The vast majority of Velox boilers were used for electrical generation. In power stations Velox boilers were valued for their rapid starting times and compact size. Velox boilers were also built for ships and railway locomotives however they never found widespread use in these applications. In 1939, BBC delivered a single Velox boiler to the British Royal Aircraft Establishment in Farnborough for evaluation and testing.

Experiments with coal fuel were conducted by BBC in an attempt to increase sales of Velox boilers beyond customers with gaseous and liquid fuels. Pulverised coal, fed into the Velox combustion chamber by compressed air, was tried but caused excessive erosion on the gas turbine from flying ash particles.
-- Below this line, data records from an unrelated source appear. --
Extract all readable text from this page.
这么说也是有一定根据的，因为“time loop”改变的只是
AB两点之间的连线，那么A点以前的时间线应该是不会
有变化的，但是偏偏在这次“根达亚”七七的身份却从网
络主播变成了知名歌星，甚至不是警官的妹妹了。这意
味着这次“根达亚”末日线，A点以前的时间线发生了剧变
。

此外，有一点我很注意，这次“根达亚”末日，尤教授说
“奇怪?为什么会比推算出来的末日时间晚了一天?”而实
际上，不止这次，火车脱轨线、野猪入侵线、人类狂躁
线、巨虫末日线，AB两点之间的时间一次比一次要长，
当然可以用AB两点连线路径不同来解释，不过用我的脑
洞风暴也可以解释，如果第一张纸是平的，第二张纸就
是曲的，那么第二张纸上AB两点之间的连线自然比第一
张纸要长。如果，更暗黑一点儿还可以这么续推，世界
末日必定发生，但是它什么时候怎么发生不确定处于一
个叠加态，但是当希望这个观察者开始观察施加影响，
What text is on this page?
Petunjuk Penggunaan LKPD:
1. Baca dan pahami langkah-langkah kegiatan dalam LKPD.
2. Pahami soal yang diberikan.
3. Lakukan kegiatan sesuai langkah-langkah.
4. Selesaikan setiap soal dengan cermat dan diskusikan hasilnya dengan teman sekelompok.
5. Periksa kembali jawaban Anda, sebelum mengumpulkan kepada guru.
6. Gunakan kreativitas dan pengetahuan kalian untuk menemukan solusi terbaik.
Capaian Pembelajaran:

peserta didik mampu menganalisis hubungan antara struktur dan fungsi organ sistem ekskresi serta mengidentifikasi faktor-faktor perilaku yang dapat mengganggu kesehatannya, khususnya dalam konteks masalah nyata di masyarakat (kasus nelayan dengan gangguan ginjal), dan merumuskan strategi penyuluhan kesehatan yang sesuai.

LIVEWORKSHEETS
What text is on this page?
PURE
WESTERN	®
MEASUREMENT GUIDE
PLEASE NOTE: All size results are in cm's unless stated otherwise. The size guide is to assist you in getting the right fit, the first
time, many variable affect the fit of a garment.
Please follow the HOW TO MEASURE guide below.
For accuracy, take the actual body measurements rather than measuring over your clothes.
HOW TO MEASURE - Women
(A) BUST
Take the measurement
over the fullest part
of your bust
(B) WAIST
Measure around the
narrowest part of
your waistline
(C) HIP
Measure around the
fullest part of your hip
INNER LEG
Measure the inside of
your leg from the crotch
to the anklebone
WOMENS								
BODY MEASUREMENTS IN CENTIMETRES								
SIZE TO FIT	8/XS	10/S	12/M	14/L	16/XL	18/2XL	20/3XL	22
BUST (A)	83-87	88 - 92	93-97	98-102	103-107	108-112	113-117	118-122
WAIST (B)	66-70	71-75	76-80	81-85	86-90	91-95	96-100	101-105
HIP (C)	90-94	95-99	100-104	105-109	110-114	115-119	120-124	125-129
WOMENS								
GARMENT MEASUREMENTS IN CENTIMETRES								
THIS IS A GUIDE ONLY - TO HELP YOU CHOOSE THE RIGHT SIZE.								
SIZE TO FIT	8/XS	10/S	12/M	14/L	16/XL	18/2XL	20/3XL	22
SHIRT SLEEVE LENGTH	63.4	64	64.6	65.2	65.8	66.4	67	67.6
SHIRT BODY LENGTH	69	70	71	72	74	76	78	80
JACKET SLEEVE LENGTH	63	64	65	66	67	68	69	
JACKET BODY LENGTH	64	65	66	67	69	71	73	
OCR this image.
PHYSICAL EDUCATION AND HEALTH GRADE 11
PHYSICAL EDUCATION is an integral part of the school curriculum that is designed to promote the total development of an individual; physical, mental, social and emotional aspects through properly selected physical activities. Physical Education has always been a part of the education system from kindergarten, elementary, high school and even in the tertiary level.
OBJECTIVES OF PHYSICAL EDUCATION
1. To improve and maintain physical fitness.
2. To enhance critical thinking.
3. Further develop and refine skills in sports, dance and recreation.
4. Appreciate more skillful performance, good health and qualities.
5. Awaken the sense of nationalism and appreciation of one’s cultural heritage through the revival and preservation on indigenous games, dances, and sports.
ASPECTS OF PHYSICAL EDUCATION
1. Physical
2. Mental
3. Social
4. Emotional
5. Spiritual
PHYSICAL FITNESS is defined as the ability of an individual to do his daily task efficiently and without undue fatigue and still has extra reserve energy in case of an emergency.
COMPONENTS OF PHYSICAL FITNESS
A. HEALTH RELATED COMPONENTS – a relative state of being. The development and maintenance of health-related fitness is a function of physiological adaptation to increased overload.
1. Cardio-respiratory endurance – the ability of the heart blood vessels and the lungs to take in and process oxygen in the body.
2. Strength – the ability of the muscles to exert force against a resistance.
The development of the Velox steam generator lead directly to the development of the first industrial gas turbines. In 1936, BBC built the world’s first constant flow industrial gas turbine for the Sun Oil refinery in Marcus Hook, Pennsylvania. The early BBC gas turbines were essentially Velox boilers with the steam component removed.  The Marcus Hook compressor turbine set was used for the catalyst regeneration cycle of the Houndry oil refining process and included a 900 kW alternator coupled to the set's gas turbine. Experience with Houndry gas turbines lead to BBC’s development of the world's first gas turbine power station built at Neuchâtel, Switzerland.